The 8 Rules for Talking While Leading Worship

When a worship leader opens his mouth to do something other than to sing during the service, he’s either popping a throat lozenge or is about to talk. Most of the time, we’re better off if he’s going for the Hall’s.

Let’s face it: we worship leaders aren’t the most eloquent bunch. So we need to have some rules when it comes to opening our yappers on Sunday morning. Here are eight rules for talking while leading worship:

1. Don’t Wing It.

It’s OK if you’re not great talking “off the cuff.” It’s actually good that you’ve acknowledge it. Plan out what you’re going to say, and only go off script when you really feel the leading of the Holy Spirit.

2. Keep It Brief.

Verbosity can kill momentum, stifle the mood, and cause people to check out.“Don’t use seven words when four will do.” (Rusty, Ocean’s 11)

3. Have A Point. 

And preferably just one. I know this sounds a little snarky. But we’ve all been in a service when we wonder if the worship leader remembers the point he was making. So ask yourself as you’re planning, “What’s the point?” And in the spirit of #2, figure out a way to get there as quick as possible.

4. Don’t Sermonize. 

Your church has a teaching pastor. And he would love it if you’d let him do his job.
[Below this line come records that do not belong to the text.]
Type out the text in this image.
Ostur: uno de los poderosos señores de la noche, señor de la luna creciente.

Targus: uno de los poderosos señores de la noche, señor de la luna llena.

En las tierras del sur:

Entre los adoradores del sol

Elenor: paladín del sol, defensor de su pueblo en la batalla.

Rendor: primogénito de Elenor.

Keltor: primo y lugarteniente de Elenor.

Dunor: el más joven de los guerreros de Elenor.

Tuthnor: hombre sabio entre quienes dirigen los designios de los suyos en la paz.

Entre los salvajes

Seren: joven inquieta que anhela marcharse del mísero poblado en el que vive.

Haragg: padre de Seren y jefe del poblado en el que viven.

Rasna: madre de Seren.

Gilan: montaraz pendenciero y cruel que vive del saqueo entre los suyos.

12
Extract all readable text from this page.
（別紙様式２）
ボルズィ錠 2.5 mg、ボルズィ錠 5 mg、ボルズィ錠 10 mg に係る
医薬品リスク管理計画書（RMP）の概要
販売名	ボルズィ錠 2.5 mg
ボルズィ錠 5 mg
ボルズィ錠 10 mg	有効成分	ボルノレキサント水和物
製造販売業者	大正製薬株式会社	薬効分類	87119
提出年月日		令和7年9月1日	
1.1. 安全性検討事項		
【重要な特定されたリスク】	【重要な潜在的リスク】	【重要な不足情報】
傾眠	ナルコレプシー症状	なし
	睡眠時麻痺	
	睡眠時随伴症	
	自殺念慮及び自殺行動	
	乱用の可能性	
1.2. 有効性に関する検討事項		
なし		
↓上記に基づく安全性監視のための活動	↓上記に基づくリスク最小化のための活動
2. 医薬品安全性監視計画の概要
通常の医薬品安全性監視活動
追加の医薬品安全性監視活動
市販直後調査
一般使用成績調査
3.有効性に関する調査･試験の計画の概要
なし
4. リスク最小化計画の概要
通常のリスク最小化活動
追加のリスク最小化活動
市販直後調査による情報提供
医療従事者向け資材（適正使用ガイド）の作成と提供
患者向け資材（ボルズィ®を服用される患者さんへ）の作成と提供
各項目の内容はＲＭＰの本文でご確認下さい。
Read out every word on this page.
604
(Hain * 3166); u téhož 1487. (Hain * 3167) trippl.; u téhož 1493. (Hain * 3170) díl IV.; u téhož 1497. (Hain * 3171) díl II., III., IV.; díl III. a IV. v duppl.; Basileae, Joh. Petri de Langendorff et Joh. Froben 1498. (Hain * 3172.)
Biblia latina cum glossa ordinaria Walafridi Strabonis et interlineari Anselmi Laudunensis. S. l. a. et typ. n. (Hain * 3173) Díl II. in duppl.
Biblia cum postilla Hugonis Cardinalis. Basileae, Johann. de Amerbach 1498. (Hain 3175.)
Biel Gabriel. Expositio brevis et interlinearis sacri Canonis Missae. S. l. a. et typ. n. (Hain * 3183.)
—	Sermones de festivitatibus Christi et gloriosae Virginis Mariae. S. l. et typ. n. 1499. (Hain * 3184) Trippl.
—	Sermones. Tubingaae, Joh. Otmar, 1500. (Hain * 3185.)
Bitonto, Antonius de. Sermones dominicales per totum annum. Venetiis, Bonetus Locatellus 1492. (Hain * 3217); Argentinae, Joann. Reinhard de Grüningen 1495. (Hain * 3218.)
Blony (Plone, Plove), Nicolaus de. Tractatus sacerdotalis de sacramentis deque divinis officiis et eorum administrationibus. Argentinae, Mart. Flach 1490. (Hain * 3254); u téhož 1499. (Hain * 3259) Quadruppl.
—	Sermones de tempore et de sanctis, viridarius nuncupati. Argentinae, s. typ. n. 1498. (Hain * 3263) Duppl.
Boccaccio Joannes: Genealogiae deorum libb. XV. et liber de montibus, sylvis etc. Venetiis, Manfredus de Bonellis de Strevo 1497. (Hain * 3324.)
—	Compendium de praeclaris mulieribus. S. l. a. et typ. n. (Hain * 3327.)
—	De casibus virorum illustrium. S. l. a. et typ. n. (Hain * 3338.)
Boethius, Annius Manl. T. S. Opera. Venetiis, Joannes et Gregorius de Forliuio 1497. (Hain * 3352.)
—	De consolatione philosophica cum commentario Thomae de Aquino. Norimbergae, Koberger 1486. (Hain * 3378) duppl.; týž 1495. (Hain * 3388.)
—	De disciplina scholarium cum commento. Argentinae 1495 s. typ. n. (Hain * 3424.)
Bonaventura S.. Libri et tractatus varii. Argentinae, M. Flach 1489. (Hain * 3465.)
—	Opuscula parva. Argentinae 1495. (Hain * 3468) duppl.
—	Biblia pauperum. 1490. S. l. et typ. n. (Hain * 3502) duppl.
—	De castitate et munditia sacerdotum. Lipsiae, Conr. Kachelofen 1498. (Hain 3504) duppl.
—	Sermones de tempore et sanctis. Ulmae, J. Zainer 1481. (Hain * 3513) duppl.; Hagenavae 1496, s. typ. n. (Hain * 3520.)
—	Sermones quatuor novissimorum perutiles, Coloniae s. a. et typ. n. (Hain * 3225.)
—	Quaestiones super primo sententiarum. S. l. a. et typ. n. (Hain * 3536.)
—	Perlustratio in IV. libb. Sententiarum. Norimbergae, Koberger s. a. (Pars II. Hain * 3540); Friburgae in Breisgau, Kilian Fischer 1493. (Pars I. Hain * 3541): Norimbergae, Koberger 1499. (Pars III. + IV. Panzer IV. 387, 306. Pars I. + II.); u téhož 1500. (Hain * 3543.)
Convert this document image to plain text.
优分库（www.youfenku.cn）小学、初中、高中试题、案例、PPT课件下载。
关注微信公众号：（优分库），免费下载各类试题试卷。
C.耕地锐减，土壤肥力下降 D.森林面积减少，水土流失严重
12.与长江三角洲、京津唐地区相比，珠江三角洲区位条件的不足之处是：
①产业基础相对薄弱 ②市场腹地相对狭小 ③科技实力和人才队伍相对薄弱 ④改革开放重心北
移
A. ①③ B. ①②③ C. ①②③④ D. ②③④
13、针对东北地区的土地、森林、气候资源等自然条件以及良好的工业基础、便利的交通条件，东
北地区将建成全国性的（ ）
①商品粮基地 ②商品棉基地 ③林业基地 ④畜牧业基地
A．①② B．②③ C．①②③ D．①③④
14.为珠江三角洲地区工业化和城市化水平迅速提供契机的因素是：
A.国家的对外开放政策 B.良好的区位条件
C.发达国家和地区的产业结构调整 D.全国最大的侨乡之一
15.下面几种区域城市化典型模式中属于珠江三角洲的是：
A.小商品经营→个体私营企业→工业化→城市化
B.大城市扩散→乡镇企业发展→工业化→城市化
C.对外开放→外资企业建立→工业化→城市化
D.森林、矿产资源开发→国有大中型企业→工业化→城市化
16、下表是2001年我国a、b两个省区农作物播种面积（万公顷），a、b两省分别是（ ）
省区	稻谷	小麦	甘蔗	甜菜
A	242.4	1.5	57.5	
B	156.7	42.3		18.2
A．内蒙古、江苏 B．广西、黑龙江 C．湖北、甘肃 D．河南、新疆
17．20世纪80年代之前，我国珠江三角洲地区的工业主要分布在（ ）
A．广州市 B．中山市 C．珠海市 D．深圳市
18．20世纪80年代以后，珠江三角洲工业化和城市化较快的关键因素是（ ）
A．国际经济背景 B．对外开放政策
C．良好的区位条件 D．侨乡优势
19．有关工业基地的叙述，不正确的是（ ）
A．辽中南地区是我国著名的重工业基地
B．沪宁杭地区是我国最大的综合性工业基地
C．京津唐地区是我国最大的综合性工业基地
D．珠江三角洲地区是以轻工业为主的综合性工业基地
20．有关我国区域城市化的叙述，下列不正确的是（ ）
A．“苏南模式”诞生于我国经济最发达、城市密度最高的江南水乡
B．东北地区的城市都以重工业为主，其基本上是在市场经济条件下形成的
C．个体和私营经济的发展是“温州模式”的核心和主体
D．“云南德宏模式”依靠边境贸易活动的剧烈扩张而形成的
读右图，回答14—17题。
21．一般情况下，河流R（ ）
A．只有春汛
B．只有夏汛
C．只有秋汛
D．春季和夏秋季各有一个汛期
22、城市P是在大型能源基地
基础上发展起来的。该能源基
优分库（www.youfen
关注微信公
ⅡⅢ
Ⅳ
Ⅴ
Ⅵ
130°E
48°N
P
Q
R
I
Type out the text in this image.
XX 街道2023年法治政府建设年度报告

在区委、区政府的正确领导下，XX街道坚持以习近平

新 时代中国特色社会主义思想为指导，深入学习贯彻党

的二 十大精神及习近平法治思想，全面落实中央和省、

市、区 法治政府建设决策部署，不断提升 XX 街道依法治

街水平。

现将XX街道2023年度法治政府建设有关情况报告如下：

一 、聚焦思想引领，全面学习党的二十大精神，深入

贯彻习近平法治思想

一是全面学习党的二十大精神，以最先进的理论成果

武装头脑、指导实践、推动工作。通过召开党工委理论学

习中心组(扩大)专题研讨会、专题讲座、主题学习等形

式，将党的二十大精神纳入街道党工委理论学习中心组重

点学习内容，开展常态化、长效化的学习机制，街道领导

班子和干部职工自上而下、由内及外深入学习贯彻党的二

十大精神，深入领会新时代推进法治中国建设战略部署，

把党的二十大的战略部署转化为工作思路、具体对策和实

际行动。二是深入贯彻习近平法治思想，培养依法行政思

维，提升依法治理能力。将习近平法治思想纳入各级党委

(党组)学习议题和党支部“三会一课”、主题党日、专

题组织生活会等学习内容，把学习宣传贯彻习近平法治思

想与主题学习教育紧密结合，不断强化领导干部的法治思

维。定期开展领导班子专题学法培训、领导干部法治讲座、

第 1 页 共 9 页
We CAN teach as a worship leaders. But we have to look for ways to do so in memorable sound bites, versus a sermonette between songs.

5. Use Scripture More Often Than Not.

We can’t go wrong with God’s word. It’s not just true, it actively changes people through the illumination of the Holy Spirit:

For the word of God is alive and powerful. It is sharper than the sharpest two-edged sword, cutting between soul and spirit, between joint and marrow. It exposes our innermost thoughts and desires. (Hebrews 4:12 NLT)

6. Annunciate, Especially If You’Re Talking Over Music.

People may not hear us as clearly as we ourselves in the monitors. And keep the music sparse when talking.

7. Let The Songs Speak For Themselves. 

Often times, a song doesn’t need a verbal segue or set-up. If you’ve planned a well-flowing set, let the lyrics and music do the work.

8. When In Doubt, Don’t Let It Out.

If you have any question about something you’re about to say, don’t say it. It’s better to have awkward silence than fill it with blundering words.

The bottom line is this:
as we plan to talk, or not, in our services, two things rule: the Holy Scriptures & the Holy Spirit. And brevity comes as a distant third.

For discussions: What rules would you add to this and why?